Initialement, le MAWS devait permettre à la Marineflieger [l’aviation navale allemande, ndlr] de remplacer ses huit avions de patrouille maritime P3C Orion. Seulement, l’an passé, Berlin a fait connaître son intention de renouveler ses capacités en la matière sans attendre, c’est à dire d’ici 2025 au plus tard, alors que Paris a lancé un programme de modernisation des Atlantique 2 de la Marine nationale pour prolonger leur vie opérationnelle jusqu’en 2030. Pour autant, la décision allemande n’a pas remis en cause le projet… qui a pourtant pris du retard.

Cela étant, la coopération entre la France et l’Allemagne risque d’être compliquée, mais pas forcément pour les mêmes raisons qui expliquent les difficultés que connaît actuellement le Système de combat aérien du futur [SCAF]. En tout cas, tel est l’avis exprimé par Éric Trappier, le Pdg de Dassault Aviation, lors d’une conférence de presse donnée le 5 mars à l’occasion de la présentation des résultats annuels de l’avionneur.

« La grande différence dans le programme franco-allemand de patrouille maritime, c’est qu’on a mis le seul qui sait de quoi il parle dehors », a lancé M. Trappier en parlant de Dassault Aviation. « Qui a l’expérience depuis 1958 de l’avion de patrouille maritime?
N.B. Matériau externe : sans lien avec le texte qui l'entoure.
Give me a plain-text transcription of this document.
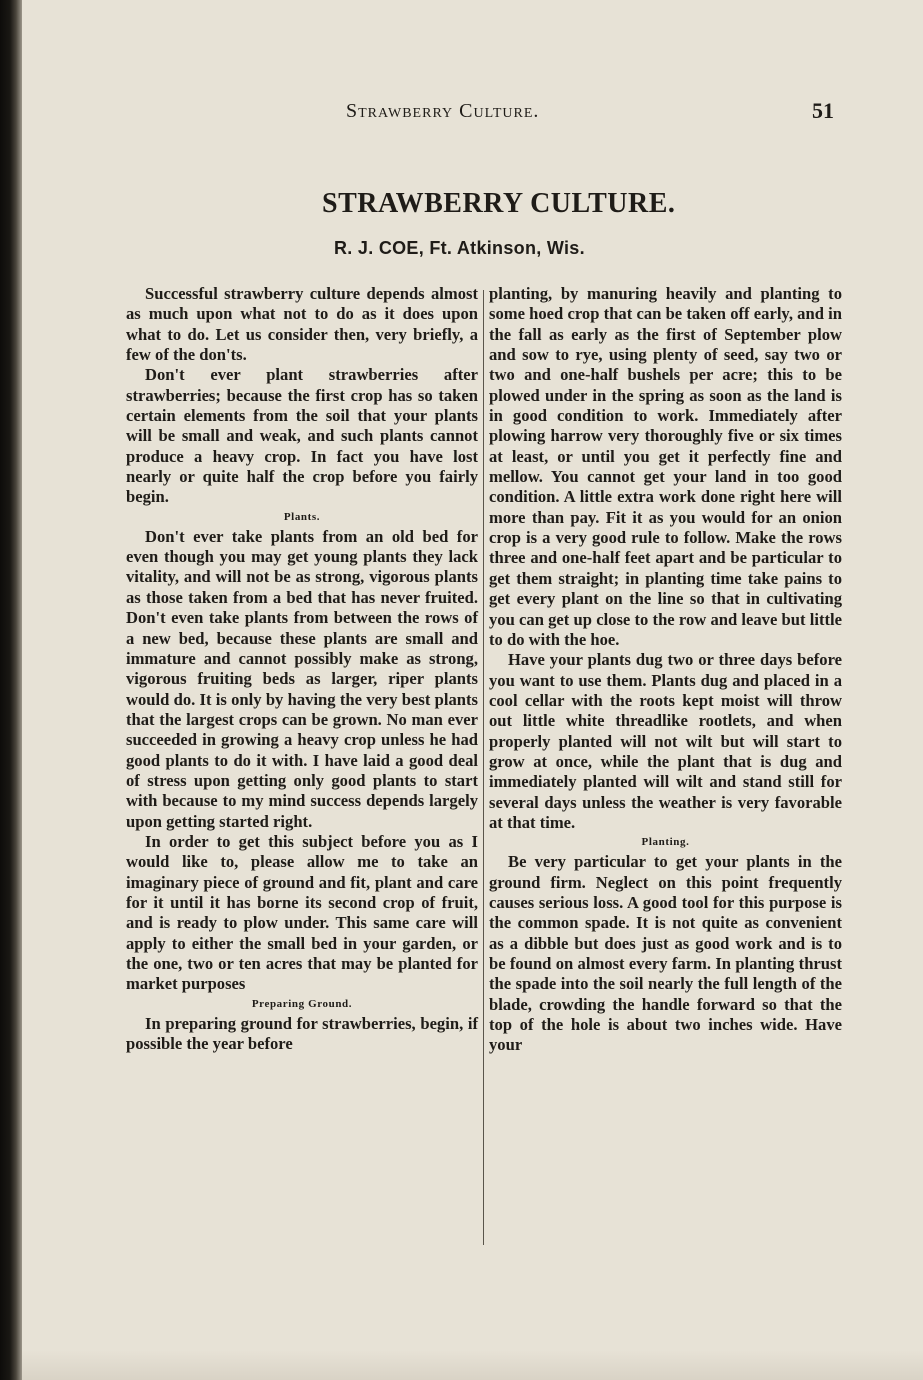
Strawberry Culture.	51
STRAWBERRY CULTURE.
R. J. COE, Ft. Atkinson, Wis.

Successful strawberry culture depends almost as much upon what not to do as it does upon what to do. Let us consider then, very briefly, a few of the don'ts.

Don't ever plant strawberries after strawberries; because the first crop has so taken certain elements from the soil that your plants will be small and weak, and such plants cannot produce a heavy crop. In fact you have lost nearly or quite half the crop before you fairly begin.

Plants.

Don't ever take plants from an old bed for even though you may get young plants they lack vitality, and will not be as strong, vigorous plants as those taken from a bed that has never fruited. Don't even take plants from between the rows of a new bed, because these plants are small and immature and cannot possibly make as strong, vigorous fruiting beds as larger, riper plants would do. It is only by having the very best plants that the largest crops can be grown. No man ever succeeded in growing a heavy crop unless he had good plants to do it with. I have laid a good deal of stress upon getting only good plants to start with because to my mind success depends largely upon getting started right.

In order to get this subject before you as I would like to, please allow me to take an imaginary piece of ground and fit, plant and care for it until it has borne its second crop of fruit, and is ready to plow under. This same care will apply to either the small bed in your garden, or the one, two or ten acres that may be planted for market purposes

Preparing Ground.

In preparing ground for strawberries, begin, if possible the year before

planting, by manuring heavily and planting to some hoed crop that can be taken off early, and in the fall as early as the first of September plow and sow to rye, using plenty of seed, say two or two and one-half bushels per acre; this to be plowed under in the spring as soon as the land is in good condition to work. Immediately after plowing harrow very thoroughly five or six times at least, or until you get it perfectly fine and mellow. You cannot get your land in too good condition. A little extra work done right here will more than pay. Fit it as you would for an onion crop is a very good rule to follow. Make the rows three and one-half feet apart and be particular to get them straight; in planting time take pains to get every plant on the line so that in cultivating you can get up close to the row and leave but little to do with the hoe.

Have your plants dug two or three days before you want to use them. Plants dug and placed in a cool cellar with the roots kept moist will throw out little white threadlike rootlets, and when properly planted will not wilt but will start to grow at once, while the plant that is dug and immediately planted will wilt and stand still for several days unless the weather is very favorable at that time.

Planting.

Be very particular to get your plants in the ground firm. Neglect on this point frequently causes serious loss. A good tool for this purpose is the common spade. It is not quite as convenient as a dibble but does just as good work and is to be found on almost every farm. In planting thrust the spade into the soil nearly the full length of the blade, crowding the handle forward so that the top of the hole is about two inches wide. Have your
Qui d’autre? », a-t-il ensuite demandé.

« On a fait l’Atlantic [Bréguet a été repris par Dassault en 1971, ndlr], on a fait l’Atlantique 2. On a fait la modernisation de l’Atlantique 2. On fait OCEAN [Optimisation continue de l’entretien de l’Atlantique 2], le contrat verticalisé des avions de patrouille maritime et on fait des avions de surveillance maritime [programme Falcon Albatros, ndlr]. Notre compétence est là et nous ne sommes pas au tour de table du MAWS », a enchaîné M. Trappier.

Pour rappel, l’aviation de patrouille maritime est l’une capacités essentielles pour la dissuasion nucléaire française, dans la mesure où elle permet d’assurer la sortie, en toute sécurité, des sous-marins nucléaires lanceurs d’engins [SNLE] de leur base de l’Île-Longue, en s’assurant qu’ils ne seront pas pistés par des sous-marins étrangers. En outre, les Atlantique 2 de la Marine nationale sont sollicités pour d’autres missions, notamment dans le domaine du renseignement.
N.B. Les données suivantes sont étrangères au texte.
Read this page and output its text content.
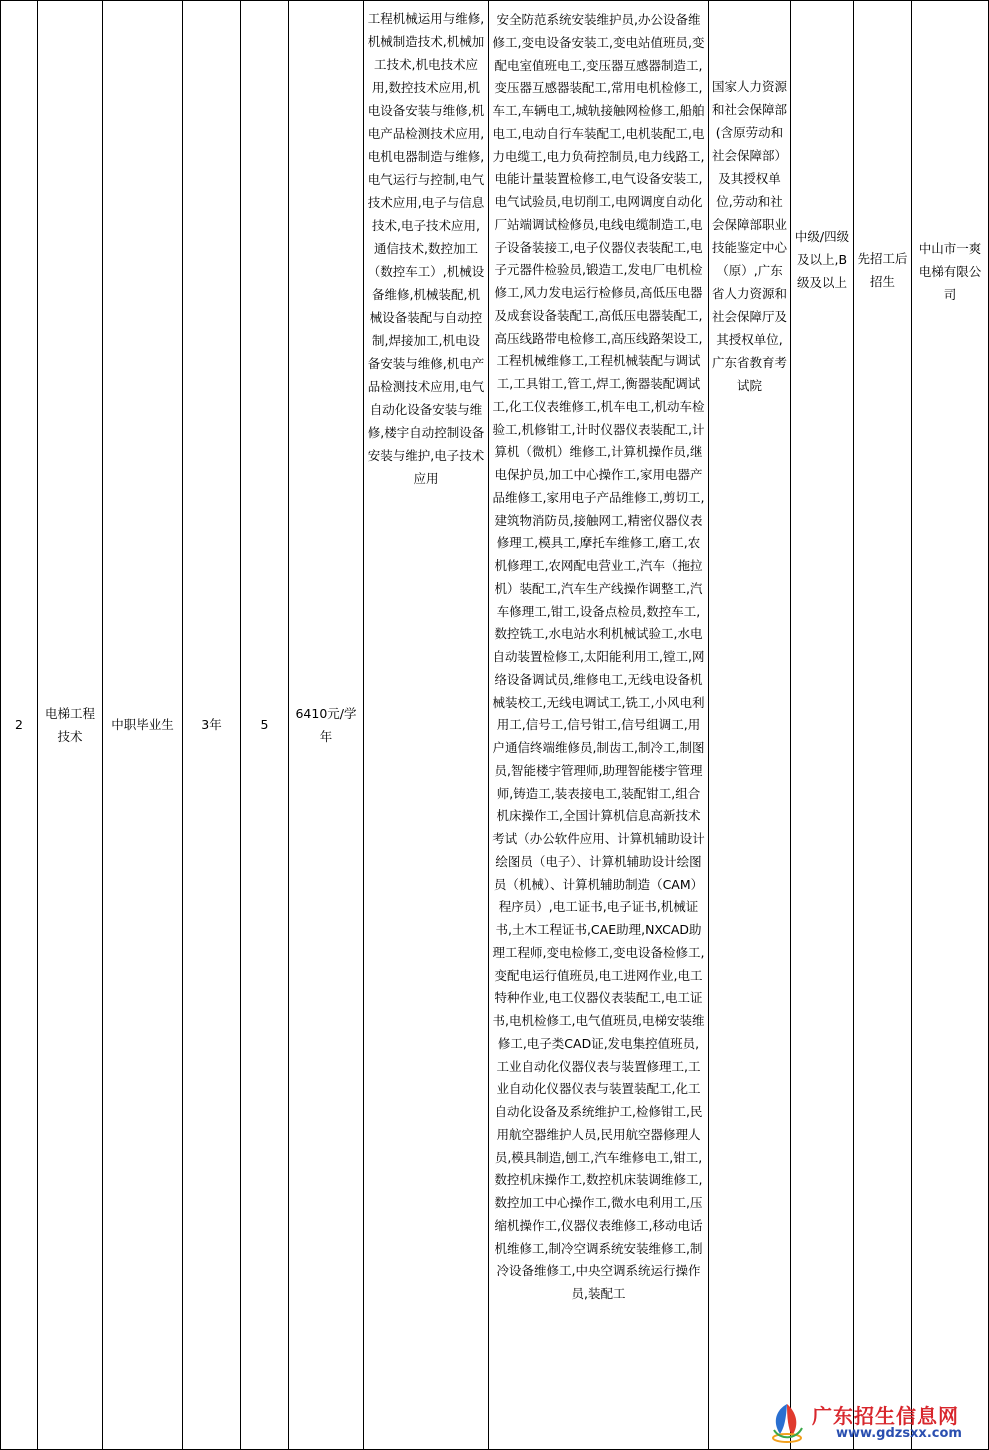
2	电梯工程技术	中职毕业生	3年	5	6410元/学年	工程机械运用与维修,机械制造技术,机械加工技术,机电技术应用,数控技术应用,机电设备安装与维修,机电产品检测技术应用,电机电器制造与维修,电气运行与控制,电气技术应用,电子与信息技术,电子技术应用,通信技术,数控加工（数控车工）,机械设备维修,机械装配,机械设备装配与自动控制,焊接加工,机电设备安装与维修,机电产品检测技术应用,电气自动化设备安装与维修,楼宇自动控制设备安装与维护,电子技术应用	安全防范系统安装维护员,办公设备维修工,变电设备安装工,变电站值班员,变配电室值班电工,变压器互感器制造工,变压器互感器装配工,常用电机检修工,车工,车辆电工,城轨接触网检修工,船舶电工,电动自行车装配工,电机装配工,电力电缆工,电力负荷控制员,电力线路工,电能计量装置检修工,电气设备安装工,电气试验员,电切削工,电网调度自动化厂站端调试检修员,电线电缆制造工,电子设备装接工,电子仪器仪表装配工,电子元器件检验员,锻造工,发电厂电机检修工,风力发电运行检修员,高低压电器及成套设备装配工,高低压电器装配工,高压线路带电检修工,高压线路架设工,工程机械维修工,工程机械装配与调试工,工具钳工,管工,焊工,衡器装配调试工,化工仪表维修工,机车电工,机动车检验工,机修钳工,计时仪器仪表装配工,计算机（微机）维修工,计算机操作员,继电保护员,加工中心操作工,家用电器产品维修工,家用电子产品维修工,剪切工,建筑物消防员,接触网工,精密仪器仪表修理工,模具工,摩托车维修工,磨工,农机修理工,农网配电营业工,汽车（拖拉机）装配工,汽车生产线操作调整工,汽车修理工,钳工,设备点检员,数控车工,数控铣工,水电站水利机械试验工,水电自动装置检修工,太阳能利用工,镗工,网络设备调试员,维修电工,无线电设备机械装校工,无线电调试工,铣工,小风电利用工,信号工,信号钳工,信号组调工,用户通信终端维修员,制齿工,制冷工,制图员,智能楼宇管理师,助理智能楼宇管理师,铸造工,装表接电工,装配钳工,组合机床操作工,全国计算机信息高新技术考试（办公软件应用、计算机辅助设计绘图员（电子）、计算机辅助设计绘图员（机械）、计算机辅助制造（CAM）程序员）,电工证书,电子证书,机械证书,土木工程证书,CAE助理,NXCAD助理工程师,变电检修工,变电设备检修工,变配电运行值班员,电工进网作业,电工特种作业,电工仪器仪表装配工,电工证书,电机检修工,电气值班员,电梯安装维修工,电子类CAD证,发电集控值班员,工业自动化仪器仪表与装置修理工,工业自动化仪器仪表与装置装配工,化工自动化设备及系统维护工,检修钳工,民用航空器维护人员,民用航空器修理人员,模具制造,刨工,汽车维修电工,钳工,数控机床操作工,数控机床装调维修工,数控加工中心操作工,微水电利用工,压缩机操作工,仪器仪表维修工,移动电话机维修工,制冷空调系统安装维修工,制冷设备维修工,中央空调系统运行操作员,装配工	国家人力资源和社会保障部(含原劳动和社会保障部）及其授权单位,劳动和社会保障部职业技能鉴定中心（原）,广东省人力资源和社会保障厅及其授权单位,广东省教育考试院	中级/四级及以上,B级及以上	先招工后招生	中山市一爽电梯有限公司
广东招生信息网
www.gdzsxx.com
En octobre dernier, le Délégué général pour l’armement [DGA], Joël Barre, avait indiqué que le programme MAWS allait entrer dans une nouvelle phase avec l’attribution annoncée d’une étude de faisabilité et d’architecture système à un groupement formé par Thales et trois entreprises allemandes, dont Hensoldt, ESG [Elektroniksystem] et Diehl. Et il avait ensuite expliqué que Dassault Aviation et Airbus d’interviendraient que lors de la seconde étape du projet, c’est à dire quand viendra le moment de mettre au point une « nouvelle plateforme aérienne. »

En attendant, la décision de Berlin de remplacer sans attendre les P-3C Orion de la Deutsche Marine complique la donne. Parmi les appareils officieusement cités, on trouve le RAS 72 « Sea Eagle » de Rheinland Air Service, le C-295 MPA d’Airbus et le P8A Poeseidon de Boeing.